The Roof Garden Commission: Pierre Huyghe, Metropolitan Museum of Art, New York (until November 1)
Huyghe’s anti-monumental intervention on the Met’s roof initially looks as if the builders have been in: flagstones are uprooted and filled with murky puddles, and a large tank of waterborne creepy crawlies periodically clouds over and appears to have sprung a leak…Of course this studiedly casual appearance belies a complex feat of engineering and the whole work is a meticulously contrived meditation on the passage of time, which holds a direct conversation with the Met’s own holdings. Cutting-edge liquid crystal technology fogs up the tankful of primeval lampreys and tadpole shrimp, while the lone boulder of Manhattan Schist, which has also come to rest on the roof, is in fact part of the bedrock supporting the wraparound high rise skyline and dates back 450 million years. But the weeds and bugs accumulating around the excavated flags are changing minute by minute—as Huyghe himself says, “the important thing is not necessarily the big event.”
DE.FI.CIEN.CY Andrzej Wróblewski, René Daniels, Luc Tuymans, The Drawing Room (until July 11)
Another intelligent and ambitious show from the UK and Europe’s only non-commercial space devoted to both showing and—crucially—investigating contemporary drawing from around the world. Here three artists—Wróblewski (Polish), Daniels (Dutch) and Tuymans (Belgian) each present their own take on the ‘deficiency’ of pictorial representation via a fluid proliferation of changing styles and unstable images that bristle with association and can morph and shift into different readings.
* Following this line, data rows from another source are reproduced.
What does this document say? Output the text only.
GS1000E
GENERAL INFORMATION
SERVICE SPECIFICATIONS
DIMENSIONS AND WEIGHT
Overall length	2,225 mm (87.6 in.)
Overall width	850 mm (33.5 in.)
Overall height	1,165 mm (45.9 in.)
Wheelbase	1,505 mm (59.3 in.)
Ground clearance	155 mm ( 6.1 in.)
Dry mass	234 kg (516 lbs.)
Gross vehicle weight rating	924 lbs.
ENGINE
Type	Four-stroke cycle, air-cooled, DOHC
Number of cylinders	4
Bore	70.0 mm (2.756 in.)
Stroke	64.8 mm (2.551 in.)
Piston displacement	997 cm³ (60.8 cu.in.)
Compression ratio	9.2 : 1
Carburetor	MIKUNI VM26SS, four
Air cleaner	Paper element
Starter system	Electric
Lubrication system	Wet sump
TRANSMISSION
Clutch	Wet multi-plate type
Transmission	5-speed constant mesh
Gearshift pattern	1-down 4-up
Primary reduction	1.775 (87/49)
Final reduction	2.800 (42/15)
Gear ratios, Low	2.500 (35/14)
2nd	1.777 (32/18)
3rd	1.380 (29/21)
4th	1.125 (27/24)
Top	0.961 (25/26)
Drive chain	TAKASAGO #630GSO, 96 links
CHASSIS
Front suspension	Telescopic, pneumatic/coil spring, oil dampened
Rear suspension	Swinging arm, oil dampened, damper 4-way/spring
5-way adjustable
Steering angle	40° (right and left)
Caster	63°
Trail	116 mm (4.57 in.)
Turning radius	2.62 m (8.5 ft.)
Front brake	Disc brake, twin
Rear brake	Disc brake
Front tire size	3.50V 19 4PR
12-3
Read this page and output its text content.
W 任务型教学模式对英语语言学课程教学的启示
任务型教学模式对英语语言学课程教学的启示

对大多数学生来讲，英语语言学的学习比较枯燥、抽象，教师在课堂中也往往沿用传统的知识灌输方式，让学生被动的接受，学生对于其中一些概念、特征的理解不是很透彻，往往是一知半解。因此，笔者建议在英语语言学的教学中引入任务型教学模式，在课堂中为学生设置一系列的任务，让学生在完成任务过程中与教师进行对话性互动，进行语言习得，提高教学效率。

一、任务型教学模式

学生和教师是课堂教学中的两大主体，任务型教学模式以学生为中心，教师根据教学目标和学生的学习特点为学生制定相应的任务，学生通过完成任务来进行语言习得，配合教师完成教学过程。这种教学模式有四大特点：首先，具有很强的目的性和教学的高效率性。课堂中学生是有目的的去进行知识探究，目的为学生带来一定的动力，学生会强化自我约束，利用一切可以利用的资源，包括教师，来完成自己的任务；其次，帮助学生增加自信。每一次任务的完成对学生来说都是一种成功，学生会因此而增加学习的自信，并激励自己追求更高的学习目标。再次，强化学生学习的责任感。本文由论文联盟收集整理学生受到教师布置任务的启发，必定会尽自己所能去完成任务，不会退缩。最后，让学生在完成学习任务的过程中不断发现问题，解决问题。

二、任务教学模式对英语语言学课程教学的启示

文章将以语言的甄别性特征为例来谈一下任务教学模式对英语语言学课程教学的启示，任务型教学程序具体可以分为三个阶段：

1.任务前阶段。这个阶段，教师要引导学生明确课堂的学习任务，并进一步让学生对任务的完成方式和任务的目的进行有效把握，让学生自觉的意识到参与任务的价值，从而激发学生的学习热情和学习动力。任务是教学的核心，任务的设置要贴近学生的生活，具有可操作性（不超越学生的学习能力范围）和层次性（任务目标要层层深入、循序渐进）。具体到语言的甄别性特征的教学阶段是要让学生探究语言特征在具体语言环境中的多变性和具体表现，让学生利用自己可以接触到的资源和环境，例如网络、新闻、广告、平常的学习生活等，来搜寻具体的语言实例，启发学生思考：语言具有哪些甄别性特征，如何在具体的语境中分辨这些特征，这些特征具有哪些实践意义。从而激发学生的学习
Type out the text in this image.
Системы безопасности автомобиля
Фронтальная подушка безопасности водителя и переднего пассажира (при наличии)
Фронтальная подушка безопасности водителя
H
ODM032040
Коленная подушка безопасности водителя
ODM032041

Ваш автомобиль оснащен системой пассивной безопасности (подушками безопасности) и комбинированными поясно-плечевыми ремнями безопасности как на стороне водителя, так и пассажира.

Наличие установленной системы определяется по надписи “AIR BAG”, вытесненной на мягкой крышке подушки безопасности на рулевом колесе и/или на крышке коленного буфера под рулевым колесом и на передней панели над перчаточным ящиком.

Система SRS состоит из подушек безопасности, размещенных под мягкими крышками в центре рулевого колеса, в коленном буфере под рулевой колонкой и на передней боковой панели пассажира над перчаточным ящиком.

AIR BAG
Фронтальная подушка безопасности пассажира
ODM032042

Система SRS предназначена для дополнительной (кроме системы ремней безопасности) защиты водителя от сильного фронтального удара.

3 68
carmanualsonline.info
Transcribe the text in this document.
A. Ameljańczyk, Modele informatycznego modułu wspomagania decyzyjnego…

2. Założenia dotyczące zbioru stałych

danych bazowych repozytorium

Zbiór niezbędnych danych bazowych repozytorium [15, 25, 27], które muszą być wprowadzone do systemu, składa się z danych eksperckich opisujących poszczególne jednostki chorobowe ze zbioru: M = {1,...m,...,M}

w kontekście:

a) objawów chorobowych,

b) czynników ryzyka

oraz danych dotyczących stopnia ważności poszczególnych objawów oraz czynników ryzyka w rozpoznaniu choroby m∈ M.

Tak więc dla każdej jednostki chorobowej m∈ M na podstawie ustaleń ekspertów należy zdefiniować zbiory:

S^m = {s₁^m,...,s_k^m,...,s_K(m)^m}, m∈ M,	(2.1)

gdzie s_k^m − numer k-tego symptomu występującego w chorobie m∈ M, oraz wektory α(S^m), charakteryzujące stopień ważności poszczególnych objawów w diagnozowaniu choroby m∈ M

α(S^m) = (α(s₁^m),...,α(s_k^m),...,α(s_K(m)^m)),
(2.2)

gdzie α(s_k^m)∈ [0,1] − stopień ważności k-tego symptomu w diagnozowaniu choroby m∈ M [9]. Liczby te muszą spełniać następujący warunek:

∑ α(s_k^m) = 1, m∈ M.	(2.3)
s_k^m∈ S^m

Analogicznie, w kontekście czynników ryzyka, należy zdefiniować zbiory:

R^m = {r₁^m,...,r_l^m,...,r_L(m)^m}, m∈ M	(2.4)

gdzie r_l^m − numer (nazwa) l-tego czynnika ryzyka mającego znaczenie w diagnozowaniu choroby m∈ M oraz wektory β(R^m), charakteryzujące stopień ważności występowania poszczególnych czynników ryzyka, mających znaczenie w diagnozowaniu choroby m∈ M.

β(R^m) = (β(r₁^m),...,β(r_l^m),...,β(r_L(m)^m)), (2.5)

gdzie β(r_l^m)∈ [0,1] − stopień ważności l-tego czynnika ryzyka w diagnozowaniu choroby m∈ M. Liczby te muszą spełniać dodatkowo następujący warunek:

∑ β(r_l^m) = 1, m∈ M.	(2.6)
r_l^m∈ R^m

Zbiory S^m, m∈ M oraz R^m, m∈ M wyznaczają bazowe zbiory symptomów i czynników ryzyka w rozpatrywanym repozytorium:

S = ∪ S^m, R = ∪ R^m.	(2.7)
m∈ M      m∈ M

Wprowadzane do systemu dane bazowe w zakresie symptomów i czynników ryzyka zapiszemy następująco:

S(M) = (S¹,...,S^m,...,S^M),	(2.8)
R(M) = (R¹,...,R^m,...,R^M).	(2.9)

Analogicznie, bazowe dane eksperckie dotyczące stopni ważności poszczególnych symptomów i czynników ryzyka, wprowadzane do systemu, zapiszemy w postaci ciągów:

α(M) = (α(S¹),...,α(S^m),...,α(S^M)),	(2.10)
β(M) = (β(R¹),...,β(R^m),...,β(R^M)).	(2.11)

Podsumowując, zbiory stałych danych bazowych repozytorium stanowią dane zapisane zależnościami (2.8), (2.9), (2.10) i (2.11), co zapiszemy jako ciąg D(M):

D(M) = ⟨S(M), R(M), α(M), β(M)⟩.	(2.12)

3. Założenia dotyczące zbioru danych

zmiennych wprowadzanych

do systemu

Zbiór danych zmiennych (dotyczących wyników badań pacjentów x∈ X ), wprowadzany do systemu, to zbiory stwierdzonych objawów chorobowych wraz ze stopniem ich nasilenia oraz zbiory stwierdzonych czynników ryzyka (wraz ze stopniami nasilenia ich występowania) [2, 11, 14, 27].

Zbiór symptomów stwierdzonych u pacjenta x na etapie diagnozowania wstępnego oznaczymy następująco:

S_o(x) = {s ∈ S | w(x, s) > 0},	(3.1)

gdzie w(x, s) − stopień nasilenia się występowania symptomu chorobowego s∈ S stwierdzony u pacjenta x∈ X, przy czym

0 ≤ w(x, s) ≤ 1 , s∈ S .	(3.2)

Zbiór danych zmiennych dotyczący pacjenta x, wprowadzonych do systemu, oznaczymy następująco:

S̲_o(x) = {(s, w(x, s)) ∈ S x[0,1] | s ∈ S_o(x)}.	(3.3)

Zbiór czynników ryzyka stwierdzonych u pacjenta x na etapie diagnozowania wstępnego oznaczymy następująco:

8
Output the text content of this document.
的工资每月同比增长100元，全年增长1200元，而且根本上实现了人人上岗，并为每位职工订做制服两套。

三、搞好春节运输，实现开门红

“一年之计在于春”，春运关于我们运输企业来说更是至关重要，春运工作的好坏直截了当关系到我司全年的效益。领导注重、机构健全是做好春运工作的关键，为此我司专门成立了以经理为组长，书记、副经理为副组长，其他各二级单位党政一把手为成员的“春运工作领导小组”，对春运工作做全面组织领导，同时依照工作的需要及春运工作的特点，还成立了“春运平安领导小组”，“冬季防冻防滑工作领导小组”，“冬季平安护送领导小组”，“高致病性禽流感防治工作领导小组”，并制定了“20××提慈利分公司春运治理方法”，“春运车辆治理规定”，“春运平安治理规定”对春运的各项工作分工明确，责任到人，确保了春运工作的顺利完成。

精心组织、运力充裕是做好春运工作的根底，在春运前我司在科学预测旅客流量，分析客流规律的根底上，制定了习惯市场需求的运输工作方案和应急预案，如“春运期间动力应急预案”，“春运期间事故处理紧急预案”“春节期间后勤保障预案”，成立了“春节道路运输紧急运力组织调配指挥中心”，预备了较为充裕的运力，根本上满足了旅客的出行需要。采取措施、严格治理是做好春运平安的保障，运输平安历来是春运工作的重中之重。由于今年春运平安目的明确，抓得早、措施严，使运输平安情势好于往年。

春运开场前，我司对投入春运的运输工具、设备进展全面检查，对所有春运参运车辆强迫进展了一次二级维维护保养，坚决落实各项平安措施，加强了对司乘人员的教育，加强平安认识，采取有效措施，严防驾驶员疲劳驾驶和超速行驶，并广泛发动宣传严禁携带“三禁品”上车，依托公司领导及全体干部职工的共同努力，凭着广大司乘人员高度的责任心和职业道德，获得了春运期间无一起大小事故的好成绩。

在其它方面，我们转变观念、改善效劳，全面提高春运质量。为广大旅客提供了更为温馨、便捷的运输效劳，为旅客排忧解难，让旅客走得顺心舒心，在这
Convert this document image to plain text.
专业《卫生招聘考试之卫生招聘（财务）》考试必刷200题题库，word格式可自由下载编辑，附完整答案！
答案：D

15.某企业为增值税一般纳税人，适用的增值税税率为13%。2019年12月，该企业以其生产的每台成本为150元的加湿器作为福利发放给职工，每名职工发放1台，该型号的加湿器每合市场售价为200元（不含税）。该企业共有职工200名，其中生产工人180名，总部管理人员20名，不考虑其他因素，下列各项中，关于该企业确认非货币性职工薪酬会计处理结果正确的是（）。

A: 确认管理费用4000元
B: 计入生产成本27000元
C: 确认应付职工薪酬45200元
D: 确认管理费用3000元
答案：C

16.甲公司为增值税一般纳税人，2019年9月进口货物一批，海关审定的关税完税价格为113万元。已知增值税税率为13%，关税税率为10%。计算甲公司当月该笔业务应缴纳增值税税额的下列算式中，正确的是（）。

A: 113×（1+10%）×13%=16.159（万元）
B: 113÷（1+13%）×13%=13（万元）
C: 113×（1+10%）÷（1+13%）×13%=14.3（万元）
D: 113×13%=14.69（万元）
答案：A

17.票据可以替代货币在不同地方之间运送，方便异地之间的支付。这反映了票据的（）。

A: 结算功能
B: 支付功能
Histories, secrets and stories proliferate: Nazi atrocities, family rifts, the vagaries of the art world are just some of the back stories to these 50 works on paper along with a unique and disquieting wall drawing specially made in situ by Tuymans and based on photographed installations of his work.
America is Hard To See, Whitney Museum (until September 27)
Exuberant and panoramic (both inside and out) yet at the same time generously welcoming and accommodating for both art and people, Renzo Piano’s new home for the Whitney is a triumph—as is the inaugural exhibition. Both complement each other perfectly. America is Hard to See is a 600-work-whopper drawn from the Whitney’s extensive collections, which aims to re-examine the history of American art from the beginning of the 20th century up to the present. And it does. Organised chronologically but further divided into 23 sub-chapters, the show presents the stars of the Whitney’s collection alongside a brilliantly selected array of lesser known figures (often women), who do more than hold their own, they often surpass and shake things up to such an extent that the big boys of American art will never look the same again.